The U.S. Federal Trade Commission (FTC) has banned virtual addiction treatment startup Monument from sharing patient health information with third parties for advertising purposes.
Announced on April 11, this action settles several allegations raised by the FTC. It is the second such action taken by the FTC in the last few days. On April 15, the FTC announced a more substantial action against the virtual mental health company Cerebral Inc. for similar reasons — inappropriately sharing patient data and misrepresenting data policies.
Specifically, the FTC alleges that New York City-based Monument, which provides virtual medication-assisted therapy (MAT) for alcohol use disorder and online support groups, violated the Federal Trade Commission Act and the Opioid Addiction Recovery Fraud Prevention Act of 2018.
“Here’s the loud-and-clear message companies need to hear: The FTC won’t back down in the fight to protect the privacy of consumers’ sensitive health data,” the FTC wrote in a recent blog post.
Multiple representatives of Monument have not responded to a request for comment.
The FTC alleges that from 2020 to 2023 Monument sent various data to the following tech companies as part of its marketing efforts: AdRoll, Amazon, Google, Impact, LiveIntent, Meta (formerly Facebook), Microsoft, Pinterest, PowerInbox, Quora and Reddit.
The agency ordered the company to pay a judgment award of $2.5 million that can be suspended if the financial documentation Monument sends to the FTC is correct.
The complaint and order released by the FTC and the U.S. Department of Justice mandate that Monument must obtain “affirmative express consent” before sharing any health information with a third party and cannot make misrepresentations about what data the company collects and how it uses it.
Monument is required to track down all data inappropriately shared with third parties and ensure that data is distracted by the third parties.

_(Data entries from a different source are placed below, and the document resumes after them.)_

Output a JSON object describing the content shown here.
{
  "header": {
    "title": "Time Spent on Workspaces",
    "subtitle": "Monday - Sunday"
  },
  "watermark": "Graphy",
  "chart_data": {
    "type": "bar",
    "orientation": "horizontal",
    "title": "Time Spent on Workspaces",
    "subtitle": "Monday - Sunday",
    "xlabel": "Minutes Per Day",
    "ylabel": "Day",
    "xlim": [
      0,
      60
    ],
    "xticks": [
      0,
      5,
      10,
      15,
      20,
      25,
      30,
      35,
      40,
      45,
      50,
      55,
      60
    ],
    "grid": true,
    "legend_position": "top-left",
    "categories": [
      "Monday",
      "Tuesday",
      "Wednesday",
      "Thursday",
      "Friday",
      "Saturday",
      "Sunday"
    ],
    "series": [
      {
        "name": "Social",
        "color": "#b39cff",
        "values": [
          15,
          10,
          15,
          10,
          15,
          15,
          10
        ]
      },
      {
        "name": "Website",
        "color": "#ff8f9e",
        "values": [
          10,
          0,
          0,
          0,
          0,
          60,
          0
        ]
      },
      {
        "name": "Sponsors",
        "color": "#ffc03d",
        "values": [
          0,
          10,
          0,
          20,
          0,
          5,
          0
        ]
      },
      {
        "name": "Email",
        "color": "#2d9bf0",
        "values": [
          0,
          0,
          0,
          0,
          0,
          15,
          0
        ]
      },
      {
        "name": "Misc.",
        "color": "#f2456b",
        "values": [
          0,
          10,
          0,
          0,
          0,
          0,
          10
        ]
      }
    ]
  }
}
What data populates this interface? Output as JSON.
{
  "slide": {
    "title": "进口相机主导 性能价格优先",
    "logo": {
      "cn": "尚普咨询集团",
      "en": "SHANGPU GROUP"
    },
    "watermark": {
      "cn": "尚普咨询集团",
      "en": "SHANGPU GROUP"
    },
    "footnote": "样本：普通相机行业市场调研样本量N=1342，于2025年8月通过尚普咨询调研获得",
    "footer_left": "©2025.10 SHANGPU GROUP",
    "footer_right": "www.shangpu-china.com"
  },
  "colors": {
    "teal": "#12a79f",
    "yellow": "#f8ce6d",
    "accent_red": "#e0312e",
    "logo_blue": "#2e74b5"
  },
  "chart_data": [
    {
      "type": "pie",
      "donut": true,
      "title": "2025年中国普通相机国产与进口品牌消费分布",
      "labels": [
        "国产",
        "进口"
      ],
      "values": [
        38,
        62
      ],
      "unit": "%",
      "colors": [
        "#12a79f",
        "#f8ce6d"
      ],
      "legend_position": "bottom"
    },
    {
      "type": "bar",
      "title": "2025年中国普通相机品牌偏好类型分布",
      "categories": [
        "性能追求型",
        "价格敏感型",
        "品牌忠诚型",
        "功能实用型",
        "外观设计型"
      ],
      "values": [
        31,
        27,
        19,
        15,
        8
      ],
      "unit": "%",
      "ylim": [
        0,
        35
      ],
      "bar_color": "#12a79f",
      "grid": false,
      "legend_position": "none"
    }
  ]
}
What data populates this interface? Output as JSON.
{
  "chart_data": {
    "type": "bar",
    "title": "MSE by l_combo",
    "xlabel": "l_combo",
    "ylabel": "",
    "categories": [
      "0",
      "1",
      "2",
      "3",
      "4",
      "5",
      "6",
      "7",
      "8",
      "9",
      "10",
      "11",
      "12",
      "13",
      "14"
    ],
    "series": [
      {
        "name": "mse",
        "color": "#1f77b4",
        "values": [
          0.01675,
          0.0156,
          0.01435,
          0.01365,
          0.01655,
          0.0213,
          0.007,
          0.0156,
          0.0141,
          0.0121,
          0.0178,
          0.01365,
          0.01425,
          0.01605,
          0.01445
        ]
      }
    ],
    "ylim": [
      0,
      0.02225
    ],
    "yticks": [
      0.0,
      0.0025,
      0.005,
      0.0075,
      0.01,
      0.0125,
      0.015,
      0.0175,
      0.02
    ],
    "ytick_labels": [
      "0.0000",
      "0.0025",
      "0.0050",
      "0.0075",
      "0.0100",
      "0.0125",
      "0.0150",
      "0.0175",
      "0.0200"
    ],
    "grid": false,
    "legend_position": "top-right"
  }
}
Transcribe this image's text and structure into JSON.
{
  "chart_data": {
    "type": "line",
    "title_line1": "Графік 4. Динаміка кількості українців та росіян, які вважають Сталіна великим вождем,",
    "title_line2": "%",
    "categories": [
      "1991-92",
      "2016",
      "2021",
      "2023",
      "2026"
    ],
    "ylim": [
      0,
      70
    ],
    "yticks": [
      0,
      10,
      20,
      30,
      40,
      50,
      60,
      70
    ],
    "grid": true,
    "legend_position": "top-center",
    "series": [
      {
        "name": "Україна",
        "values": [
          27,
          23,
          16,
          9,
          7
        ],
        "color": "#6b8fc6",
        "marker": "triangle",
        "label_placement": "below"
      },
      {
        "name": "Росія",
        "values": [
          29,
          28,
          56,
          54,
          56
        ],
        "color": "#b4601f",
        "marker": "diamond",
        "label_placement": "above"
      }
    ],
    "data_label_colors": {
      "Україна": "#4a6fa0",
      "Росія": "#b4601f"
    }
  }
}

It must also send its instructions to the third parties to the FTC.
The company must also send a notice detailing the FTC action and what Monument is doing to all impacted users within 14 days of the order’s effective date.
Going forward, Monument is required to develop a comprehensive privacy protection plan and retain a third-party assessor to audit its practices every two years after an initial assessment.
Founded in 2019, the company has raised about $24 million in venture backing, according to Crunchbase.